I celebrated one year of marriage at the weekend. A weekend away was called for and on the way I stopped to grab a book. 'Nothing stood out' I told the wife, until I spotted the familiar sight of white lines on green grass on the cover of one particular literary effort. Ok, that jumped out. And then I read a few lines on the back cover.

'Years of underachievement. An heroic sense of injustice. A seemingly infinite capacity for self-destruction. John Crace and Spurs were made for each other'.

And indeed this book was made for me. And probably you too. So enjoy your Monday glow after a good win, but also take the chance to relive and re-enjoy last season with a great and, very familiar, read.

I read the whole thing on my anniversary weekend. An obsessive leaning and an understanding wife. The book deals with that too.

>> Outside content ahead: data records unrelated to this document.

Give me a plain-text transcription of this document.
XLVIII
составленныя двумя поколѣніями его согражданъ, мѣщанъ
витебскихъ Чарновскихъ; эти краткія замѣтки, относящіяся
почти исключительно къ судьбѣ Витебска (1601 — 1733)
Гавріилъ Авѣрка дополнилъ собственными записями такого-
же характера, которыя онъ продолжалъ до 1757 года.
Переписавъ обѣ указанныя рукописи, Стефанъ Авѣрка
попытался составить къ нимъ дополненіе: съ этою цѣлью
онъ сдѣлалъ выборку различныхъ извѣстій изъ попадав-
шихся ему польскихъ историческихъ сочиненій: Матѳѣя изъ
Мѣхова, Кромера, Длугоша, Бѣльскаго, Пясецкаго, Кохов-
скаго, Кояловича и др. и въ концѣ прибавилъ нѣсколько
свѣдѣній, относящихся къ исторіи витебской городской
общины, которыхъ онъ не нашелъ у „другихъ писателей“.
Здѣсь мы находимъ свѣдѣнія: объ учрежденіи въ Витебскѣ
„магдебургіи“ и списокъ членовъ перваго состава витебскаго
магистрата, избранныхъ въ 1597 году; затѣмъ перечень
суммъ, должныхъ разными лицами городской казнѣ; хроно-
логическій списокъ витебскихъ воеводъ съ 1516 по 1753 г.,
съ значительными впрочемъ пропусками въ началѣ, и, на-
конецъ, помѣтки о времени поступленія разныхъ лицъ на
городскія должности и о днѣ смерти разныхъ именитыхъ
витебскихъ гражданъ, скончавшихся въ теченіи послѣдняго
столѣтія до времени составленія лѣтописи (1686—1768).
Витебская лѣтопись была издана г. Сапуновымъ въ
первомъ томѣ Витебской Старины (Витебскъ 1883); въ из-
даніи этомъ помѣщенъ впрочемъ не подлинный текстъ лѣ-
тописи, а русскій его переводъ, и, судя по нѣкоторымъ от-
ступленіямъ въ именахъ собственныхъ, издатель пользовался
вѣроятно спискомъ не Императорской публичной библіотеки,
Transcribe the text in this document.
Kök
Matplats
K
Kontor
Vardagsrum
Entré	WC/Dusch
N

And use the SC affiliates to buy the book to keep the site churning out similar bite-sized chunks of Spurs life :up:

http://www.amazon.co.uk/?tag=scforums-21&camp=1&creative=1&linkCode=ez
 

louisg

Active Member
Jan 7, 2004
928
84
I'm gonna buy that, sounds brilliant and will be a good read while on holiday.

Any other spurs books worth getting?

I got the kit mans one and the shirts through the years one.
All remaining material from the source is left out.